Friday, March 12, 2010

Down the Rabbit Hole

This past weekend we checked out "Alice in Wonderland" in 3D at the CGV IMAX.  Even though a few sequences left me dizzy in their 3D rendering (inner ear problems to account for that), it was quite an enjoyable movie.  The casting for the roles is superb.  Johnny Depp as the Mad Hatter is quirky but wickedly so, and his eyes really grab you or freak you out with their color.  (Although in some parts I could sense a little bit of Captain Jack seeping through.)  Helena Bonham Carter as the Red Queen possesses the right amount of evil (and even a little humor), which Anne Hathaway charms as the White Queen, and Mia Wasikowska is striking as an updated Alice.  This is a much different imagining than you might remember from Disney's animated classic of 1951.  The characters of Alice and the Mad Hatter are much more fleshed out, and the story is of a deeper context.
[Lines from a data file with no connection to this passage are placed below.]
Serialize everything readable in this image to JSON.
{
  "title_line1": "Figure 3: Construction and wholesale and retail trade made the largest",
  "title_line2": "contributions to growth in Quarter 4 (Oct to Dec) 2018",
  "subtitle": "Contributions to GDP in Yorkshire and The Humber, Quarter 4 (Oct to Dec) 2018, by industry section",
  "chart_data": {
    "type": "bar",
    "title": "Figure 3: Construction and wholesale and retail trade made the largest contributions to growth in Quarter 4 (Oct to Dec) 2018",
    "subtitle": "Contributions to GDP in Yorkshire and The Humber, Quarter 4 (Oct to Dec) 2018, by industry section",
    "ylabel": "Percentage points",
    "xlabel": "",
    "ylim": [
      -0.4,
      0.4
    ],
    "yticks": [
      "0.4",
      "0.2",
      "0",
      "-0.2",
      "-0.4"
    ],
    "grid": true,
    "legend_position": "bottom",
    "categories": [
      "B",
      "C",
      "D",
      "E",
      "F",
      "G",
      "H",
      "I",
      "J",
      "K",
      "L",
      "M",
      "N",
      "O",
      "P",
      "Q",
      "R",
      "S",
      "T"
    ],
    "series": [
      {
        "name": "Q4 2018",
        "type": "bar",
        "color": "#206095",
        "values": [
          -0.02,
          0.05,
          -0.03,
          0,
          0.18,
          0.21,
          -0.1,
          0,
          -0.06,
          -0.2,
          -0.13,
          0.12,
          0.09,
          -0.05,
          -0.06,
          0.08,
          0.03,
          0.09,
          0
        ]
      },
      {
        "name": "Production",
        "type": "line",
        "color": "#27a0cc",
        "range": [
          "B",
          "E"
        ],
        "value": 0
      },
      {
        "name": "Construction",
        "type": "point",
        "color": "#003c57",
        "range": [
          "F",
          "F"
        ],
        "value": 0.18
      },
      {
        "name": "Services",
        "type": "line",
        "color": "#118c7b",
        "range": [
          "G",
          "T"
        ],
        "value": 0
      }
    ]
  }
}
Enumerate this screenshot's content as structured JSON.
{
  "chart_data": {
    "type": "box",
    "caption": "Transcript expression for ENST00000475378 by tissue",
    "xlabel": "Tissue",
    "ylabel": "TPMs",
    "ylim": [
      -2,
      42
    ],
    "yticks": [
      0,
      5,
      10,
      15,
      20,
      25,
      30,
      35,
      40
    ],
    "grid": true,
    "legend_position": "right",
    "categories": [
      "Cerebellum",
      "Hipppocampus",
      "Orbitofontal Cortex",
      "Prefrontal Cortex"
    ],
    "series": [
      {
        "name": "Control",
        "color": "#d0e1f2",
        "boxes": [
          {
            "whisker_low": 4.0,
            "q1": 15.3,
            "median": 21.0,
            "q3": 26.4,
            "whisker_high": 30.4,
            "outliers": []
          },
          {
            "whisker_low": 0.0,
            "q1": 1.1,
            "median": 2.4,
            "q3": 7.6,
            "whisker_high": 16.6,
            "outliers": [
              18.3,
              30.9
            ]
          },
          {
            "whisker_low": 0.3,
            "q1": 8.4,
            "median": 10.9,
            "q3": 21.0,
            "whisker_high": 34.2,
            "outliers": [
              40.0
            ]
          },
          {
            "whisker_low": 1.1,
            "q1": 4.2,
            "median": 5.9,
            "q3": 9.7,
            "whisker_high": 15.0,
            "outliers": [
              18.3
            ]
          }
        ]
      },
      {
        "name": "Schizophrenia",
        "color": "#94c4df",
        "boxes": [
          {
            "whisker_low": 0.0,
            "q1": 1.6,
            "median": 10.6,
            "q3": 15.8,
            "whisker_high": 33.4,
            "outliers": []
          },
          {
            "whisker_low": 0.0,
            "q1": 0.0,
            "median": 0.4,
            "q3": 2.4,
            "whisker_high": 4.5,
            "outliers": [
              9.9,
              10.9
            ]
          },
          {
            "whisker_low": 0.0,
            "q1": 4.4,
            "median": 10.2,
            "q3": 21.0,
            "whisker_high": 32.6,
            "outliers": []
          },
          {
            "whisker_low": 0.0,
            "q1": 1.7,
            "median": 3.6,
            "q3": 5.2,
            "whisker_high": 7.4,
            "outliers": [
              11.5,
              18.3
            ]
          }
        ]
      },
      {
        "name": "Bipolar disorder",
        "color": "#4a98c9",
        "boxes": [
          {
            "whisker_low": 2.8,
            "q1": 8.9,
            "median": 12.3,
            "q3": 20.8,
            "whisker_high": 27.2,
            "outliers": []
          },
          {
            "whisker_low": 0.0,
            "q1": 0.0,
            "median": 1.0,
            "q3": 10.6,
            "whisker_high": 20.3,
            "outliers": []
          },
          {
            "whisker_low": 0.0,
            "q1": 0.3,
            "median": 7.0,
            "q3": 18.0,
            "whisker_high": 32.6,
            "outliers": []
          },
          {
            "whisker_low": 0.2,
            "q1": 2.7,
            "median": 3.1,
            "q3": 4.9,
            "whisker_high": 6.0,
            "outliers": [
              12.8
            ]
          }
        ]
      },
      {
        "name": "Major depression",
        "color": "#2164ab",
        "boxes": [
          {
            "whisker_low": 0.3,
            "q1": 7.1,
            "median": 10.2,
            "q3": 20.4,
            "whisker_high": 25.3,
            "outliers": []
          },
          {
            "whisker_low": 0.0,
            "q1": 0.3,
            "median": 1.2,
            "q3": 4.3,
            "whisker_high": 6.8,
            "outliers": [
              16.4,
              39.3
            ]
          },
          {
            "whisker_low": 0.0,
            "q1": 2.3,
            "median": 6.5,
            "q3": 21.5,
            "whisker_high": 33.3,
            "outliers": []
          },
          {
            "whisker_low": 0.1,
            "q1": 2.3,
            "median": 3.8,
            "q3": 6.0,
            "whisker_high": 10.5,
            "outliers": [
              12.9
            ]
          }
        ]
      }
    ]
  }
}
Coming to Korea can sometimes feel like you've fallen down the rabbit hole like Alice.  Just as she found Wonderland to be a strange place where almost everything rivaled what she knew as true, so is the initial introduction to Korea.  They way of life is based on a sacred set of traditions and beliefs that have existed for hundreds of years.  And while more and more Western influences permeate the landscape and changing the ideals of younger generations, Korea still maintains much of its other-worldliness.  The mixture of old and new is everywhere:  traditional palaces next to high-rise glass and steel buildings, restaurants that boast a "Joseon king's meal" are squeezed in between Lotteria or Starbucks, open-air markets sprawling next to big box stores such as Homeplus or E-Mart.  Two women walk by each other on the sidewalk:  one is a strikingly beautiful hanbok, the other in a long-sleeved shirt and a skirt that leaves little to the imagination.  They city life runs to the beat of "balli balli," while out in the country, people take time to tend to their gardens, enjoy some tea or makkoli, or even just sit to watch the occasional passersby.

Life is changing here, bit by bit.  Three years ago, I couldn't have foretold all the changes that would come to my city of Gwangju.  Being stared at by children and the elderly was something that happened on a daily basis.  Now, people rarely look.  (Or perhaps I've just become immune so I don't notice the stares.)  The signs and posters everywhere no longer seem so foreign--in fact, I find myself translating most of what I see (and learning new words in the process).  The spoken part of the language is one obstacle I have yet to overcome, but it is the hardest part for sure.

If you're contemplating coming to Korea to teach, I encourage you heartily.  It is a fantastic adventure you have to see for yourself.  The most important things to remember are:  (1) have an open mind, and (2) have a sense of adventure.  You need an open mind to try and adjust to the differences in cultural lifestyles.  Certainly you can read expat blogs that rant about how difficult Korea and Koreans are, but what good would that do?  Most of the time, what these people complain about are trivial things that can't be changed.  It is unfair of us to go to a foreign country and expect the people of that country to act just as we do.  Instead, we should appreciate the country for what it has to offer.  Its citizens have lived a certain way for so long it is impossible to change them now--especially not overnight.

And you need a sense of adventure to be willing to try new things.  Some people come to Korea and only eat Western food, refusing to try anything outside their comfort zones.  Others spend their free time going out every weekend and then not remembering the night before.  That might be fun sometimes, but ultimately, where does that leave you?  You can drink to excess in almost any country, but there are some sights unique only to Korea that should be experienced.  That is the real Korea, not the inside of the newest bar or club.  (After all, what pictures would you want to show your family, all your drunken shenanigans or Korea's beautiful scenery?)  The same could apply to those who never leave their apartments during their time here.  Korea is a beautiful country that is easy to travel around, so why not explore it?  The bus and train systems make it easier than ever to go on a day or weekend trip.  You can even hop on a boat or plane to head down to Jeju, often referred to as "Korea's Hawaii."

Some of the best advice I received about coming to Korea and living here was not to be afraid of the unknown.  Fear is what holds us back from accomplishing our goals and making dreams come true.  What will yours be?